El documento alega que el Servicio de Inteligencia de Paquistán guarda una estrecha relación con la cúpula del Talibán y apoya los ataques del movimiento contra tropas de la ISAF en Afganistán. "Los principales representantes del Talibán, como el Nasiruddin Haqqani, residen en las cercanías inmediatas de la oficina central del Servicio de Inteligencia en Islamabad", afirma el informe.

"Pakistán sabe todo. Ellos controlan todo. No puedo orinar en un árbol en Kunar sin que ellos lo vean", dice el documento citando a un detenido de Al Qaeda.

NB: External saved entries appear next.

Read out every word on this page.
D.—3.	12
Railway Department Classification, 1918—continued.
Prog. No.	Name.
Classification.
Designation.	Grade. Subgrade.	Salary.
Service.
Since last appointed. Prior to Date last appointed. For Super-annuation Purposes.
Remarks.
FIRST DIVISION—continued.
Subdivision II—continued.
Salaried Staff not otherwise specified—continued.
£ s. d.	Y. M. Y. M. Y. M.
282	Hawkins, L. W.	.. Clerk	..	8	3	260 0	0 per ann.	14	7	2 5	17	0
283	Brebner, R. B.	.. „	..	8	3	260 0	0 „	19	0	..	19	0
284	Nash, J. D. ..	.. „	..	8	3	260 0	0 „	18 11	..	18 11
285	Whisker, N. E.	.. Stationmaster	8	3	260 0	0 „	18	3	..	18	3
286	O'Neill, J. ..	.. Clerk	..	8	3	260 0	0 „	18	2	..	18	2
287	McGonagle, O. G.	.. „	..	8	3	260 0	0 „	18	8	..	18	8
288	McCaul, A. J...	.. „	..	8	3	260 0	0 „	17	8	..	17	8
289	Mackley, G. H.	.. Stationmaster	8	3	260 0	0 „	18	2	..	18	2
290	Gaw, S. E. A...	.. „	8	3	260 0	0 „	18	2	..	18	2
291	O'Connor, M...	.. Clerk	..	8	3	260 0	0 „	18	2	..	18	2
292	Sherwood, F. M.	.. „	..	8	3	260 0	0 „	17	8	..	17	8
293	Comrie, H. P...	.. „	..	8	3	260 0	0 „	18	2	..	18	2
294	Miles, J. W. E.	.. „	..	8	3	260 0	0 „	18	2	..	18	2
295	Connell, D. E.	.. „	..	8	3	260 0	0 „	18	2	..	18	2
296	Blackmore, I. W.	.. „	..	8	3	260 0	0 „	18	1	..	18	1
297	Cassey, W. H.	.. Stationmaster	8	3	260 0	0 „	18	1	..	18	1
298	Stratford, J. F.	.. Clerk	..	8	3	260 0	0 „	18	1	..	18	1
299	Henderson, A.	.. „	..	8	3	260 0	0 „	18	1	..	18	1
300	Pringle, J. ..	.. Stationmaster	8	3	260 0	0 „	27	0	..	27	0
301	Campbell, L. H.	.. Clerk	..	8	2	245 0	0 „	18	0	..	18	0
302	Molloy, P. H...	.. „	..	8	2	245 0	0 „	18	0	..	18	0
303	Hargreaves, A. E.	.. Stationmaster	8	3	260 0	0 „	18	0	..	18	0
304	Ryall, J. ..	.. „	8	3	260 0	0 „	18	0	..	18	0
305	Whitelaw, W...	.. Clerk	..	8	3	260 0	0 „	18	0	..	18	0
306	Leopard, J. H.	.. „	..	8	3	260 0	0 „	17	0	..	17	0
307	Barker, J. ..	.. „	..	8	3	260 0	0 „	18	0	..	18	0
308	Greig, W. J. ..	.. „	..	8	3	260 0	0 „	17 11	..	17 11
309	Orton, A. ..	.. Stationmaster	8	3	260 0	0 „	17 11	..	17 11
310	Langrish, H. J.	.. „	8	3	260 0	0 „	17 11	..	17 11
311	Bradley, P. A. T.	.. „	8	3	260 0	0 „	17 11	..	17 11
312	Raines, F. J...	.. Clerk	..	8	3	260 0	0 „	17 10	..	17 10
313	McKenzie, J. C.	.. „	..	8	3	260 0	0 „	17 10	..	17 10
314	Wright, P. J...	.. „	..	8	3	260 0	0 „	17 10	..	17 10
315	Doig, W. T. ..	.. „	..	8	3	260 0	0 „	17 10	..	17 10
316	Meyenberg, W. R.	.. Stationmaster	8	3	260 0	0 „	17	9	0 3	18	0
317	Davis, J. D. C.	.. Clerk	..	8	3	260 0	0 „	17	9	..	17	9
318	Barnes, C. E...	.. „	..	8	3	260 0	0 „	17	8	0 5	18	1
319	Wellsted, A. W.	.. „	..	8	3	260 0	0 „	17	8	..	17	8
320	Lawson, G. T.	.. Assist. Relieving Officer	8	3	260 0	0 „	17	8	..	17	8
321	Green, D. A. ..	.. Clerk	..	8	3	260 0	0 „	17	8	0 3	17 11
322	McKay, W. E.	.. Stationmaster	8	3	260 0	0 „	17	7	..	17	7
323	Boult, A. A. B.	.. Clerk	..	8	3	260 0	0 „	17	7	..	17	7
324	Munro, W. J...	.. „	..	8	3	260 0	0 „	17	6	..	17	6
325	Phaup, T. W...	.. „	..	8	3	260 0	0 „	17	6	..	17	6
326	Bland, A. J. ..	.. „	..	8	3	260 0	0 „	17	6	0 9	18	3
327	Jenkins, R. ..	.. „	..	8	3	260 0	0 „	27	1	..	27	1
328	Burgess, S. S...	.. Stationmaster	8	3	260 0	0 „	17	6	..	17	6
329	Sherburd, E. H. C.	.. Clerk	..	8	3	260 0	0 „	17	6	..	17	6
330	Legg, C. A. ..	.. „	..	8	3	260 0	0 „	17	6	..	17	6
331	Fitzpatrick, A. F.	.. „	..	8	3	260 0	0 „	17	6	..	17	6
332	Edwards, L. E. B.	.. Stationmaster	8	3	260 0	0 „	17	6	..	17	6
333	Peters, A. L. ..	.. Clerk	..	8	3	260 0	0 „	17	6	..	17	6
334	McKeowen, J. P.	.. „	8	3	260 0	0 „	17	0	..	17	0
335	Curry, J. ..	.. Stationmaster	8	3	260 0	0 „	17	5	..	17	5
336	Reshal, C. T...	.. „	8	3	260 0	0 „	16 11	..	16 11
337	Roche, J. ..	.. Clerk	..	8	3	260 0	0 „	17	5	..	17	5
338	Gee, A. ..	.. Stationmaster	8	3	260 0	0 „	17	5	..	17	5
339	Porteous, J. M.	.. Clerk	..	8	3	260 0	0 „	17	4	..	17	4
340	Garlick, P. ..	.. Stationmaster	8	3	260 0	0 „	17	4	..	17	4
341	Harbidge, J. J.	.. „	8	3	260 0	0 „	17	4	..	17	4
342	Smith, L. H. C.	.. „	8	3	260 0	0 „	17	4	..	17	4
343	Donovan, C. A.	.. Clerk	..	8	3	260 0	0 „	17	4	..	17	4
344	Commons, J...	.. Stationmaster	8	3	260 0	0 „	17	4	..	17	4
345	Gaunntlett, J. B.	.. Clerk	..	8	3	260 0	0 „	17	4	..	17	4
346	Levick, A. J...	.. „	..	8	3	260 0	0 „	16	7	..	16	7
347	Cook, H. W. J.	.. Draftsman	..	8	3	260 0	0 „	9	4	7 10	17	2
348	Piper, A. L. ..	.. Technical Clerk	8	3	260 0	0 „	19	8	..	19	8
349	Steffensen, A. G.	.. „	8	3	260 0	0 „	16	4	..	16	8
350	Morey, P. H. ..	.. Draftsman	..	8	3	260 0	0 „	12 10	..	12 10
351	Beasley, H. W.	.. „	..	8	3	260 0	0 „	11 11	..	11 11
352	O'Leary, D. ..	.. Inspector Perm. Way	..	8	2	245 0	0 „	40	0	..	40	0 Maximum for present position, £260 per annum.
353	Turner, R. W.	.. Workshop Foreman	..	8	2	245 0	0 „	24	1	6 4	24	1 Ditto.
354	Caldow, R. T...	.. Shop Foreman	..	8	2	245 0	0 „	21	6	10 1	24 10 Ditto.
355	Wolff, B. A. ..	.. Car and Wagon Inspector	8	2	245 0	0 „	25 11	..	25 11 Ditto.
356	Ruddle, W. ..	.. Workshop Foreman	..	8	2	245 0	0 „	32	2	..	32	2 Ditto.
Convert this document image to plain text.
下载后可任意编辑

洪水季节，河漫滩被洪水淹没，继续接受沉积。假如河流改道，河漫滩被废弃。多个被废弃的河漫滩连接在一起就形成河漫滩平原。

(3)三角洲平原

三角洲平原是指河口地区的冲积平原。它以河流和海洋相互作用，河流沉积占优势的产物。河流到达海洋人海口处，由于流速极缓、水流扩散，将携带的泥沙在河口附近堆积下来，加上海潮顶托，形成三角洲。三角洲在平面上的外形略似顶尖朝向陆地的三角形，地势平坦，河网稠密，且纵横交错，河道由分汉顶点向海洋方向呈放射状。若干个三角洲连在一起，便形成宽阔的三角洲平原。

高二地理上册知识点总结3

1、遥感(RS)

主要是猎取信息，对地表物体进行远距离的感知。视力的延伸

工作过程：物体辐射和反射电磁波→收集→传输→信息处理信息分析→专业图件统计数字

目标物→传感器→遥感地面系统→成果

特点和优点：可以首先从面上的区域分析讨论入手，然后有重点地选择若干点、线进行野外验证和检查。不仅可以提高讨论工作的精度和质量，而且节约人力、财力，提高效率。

El informe, sin embargo, dice que los datos presentados son informativos, más que analíticos.

Pakistán lo niega todo

El Portavoz del Ministerio de Asuntos Exteriores paquistaní, Abdul Basit, rechazó las acusaciones, diciendo que Pakistán no interfiere en los asuntos internos de Afganistán. "Un Afganistán estable y pacífico es parte de nuestros propios intereses. No podemos permitirnos ninguna actividad que nos aleje de conseguir este objetivo," añadió el ministro.

Los funcionarios del Pentágono dicen que ellos no han visto el informe y son incapaces de hacer comentarios concretos.

Pakistán ha sido un aliado clave de EE. UU. en la región desde el ataque terrorista del 11 de septiembre. Sus relaciones, sin embargo, se han agriado, llegando a su nivel más bajo el año pasado cuando las fuerzas especiales estadounidenses mataron a Osama bin Laden en territorio paquistaní sin informar a Islamabad, y se empeoró aún más en noviembre cuando un ataque aéreo de un helicóptero norteamericano mató a 24 soldados paquistaníes.

Islamabad, por su parte, está insatisfecho con los ataques de Washington contra su territorio, que han causado numerosas bajas civiles. La aparición de este informe solo sirve para echarle leña al fuego del conflicto existente.